Les craintes de stagflation augmentent alors que le pétrole dépasse 96 dollars et que les emplois diminuent de 92 000
Les contrats à terme sur actions américaines ont reculé jeudi, les doubles menaces d'un marché du travail affaibli et de l'augmentation des coûts énergétiques ayant alimenté les inquiétudes concernant une potentielle stagflation. Les contrats à terme sur le Dow Jones Industrial Average ont chuté de 0,8 %, tandis que ceux sur le S&P 500 et le Nasdaq 100 ont baissé de 0,6 %. Ce sentiment négatif fait suite à une escalade du conflit en Iran qui a poussé le brut Brent au-dessus de 96 dollars le baril, soit un gain de plus de 4 %, tandis que le West Texas Intermediate a dépassé les 91 dollars.
Bien que les demandes initiales d'allocations chômage pour la semaine se terminant le 7 mars soient restées stables à 213 000, ce chiffre masque des préoccupations plus profondes au sein du marché du travail américain. Un rapport distinct du ministère du Travail a révélé une perte inattendue de 92 000 emplois en février, un contraste frappant avec les prévisions des économistes de 60 000 nouveaux emplois. Les révisions ont également supprimé 69 000 emplois des chiffres de décembre et janvier, faisant grimper le taux de chômage à 4,4 %. Cela brosse le tableau d'une économie de « faibles embauches, faibles licenciements » où les licenciements restent bas mais la création de nouveaux emplois stagne.
La Fed prise au piège alors que l'inflation persiste au-dessus de l'objectif de 2,4 %
La combinaison d'une croissance ralentie et de prix en hausse a placé la Réserve fédérale dans une position difficile. Le dernier rapport sur l'indice des prix à la consommation a montré que l'inflation se maintenait à 2,4 % en février, toujours au-dessus de l'objectif de 2 % de la banque centrale. Il est crucial de noter que cette lecture ne tient pas compte de la récente flambée de 25 % des prix du pétrole, qui menace d'accélérer l'inflation dans les mois à venir. Cette dynamique complique la politique monétaire, car les baisses de taux pour stimuler la croissance pourraient alimenter l'inflation, tandis que les hausses de taux pour lutter contre l'inflation pourraient freiner davantage l'économie.

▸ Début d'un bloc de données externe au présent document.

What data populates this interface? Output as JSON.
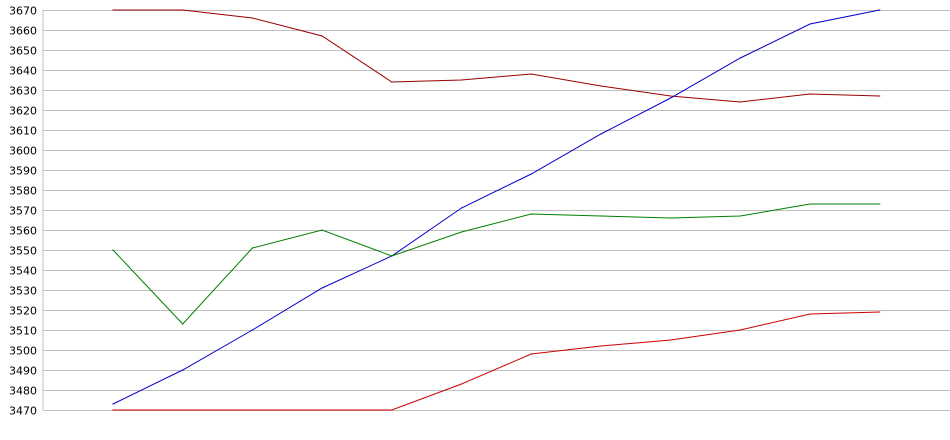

Par conséquent, les marchés anticipent largement que la Fed maintiendra ses taux d'intérêt stables lors de sa prochaine réunion. L'incertitude a incité les décideurs politiques à la prudence.
Une réponse parfaitement acceptable à la situation actuelle est simplement de rester stable.
— Mary Daly, Fed de San Francisco.
L'ajout d'une autre couche d'incertitude est la nomination par le président Trump de Kevin Warsh pour devenir le nouveau président de la Fed en mai, une décision considérée comme un effort pour installer un leader plus ouvert à la réduction des taux.
La pression sur les consommateurs augmente alors que les prix de l'essence dépassent 3,50 dollars
Les pressions macroéconomiques se traduisent par des coûts directs pour les ménages. Le prix moyen national de l'essence a atteint 3,55 dollars le gallon, un niveau considéré comme financièrement inconfortable pour de nombreux consommateurs américains. Cette augmentation du coût de la vie est conforme aux récentes données sur le sentiment des consommateurs, qui sont restées exceptionnellement basses malgré les rapports antérieurs sur un marché du travail résilient. Les derniers chiffres décevants de l'emploi fournissent désormais une base statistique au sentiment négatif qui persiste depuis des mois. Alors que les économistes ont relevé la probabilité d'une récession l'année prochaine à 25 %, la réalité immédiate pour beaucoup est un environnement de croissance stagnante et de prix élevés.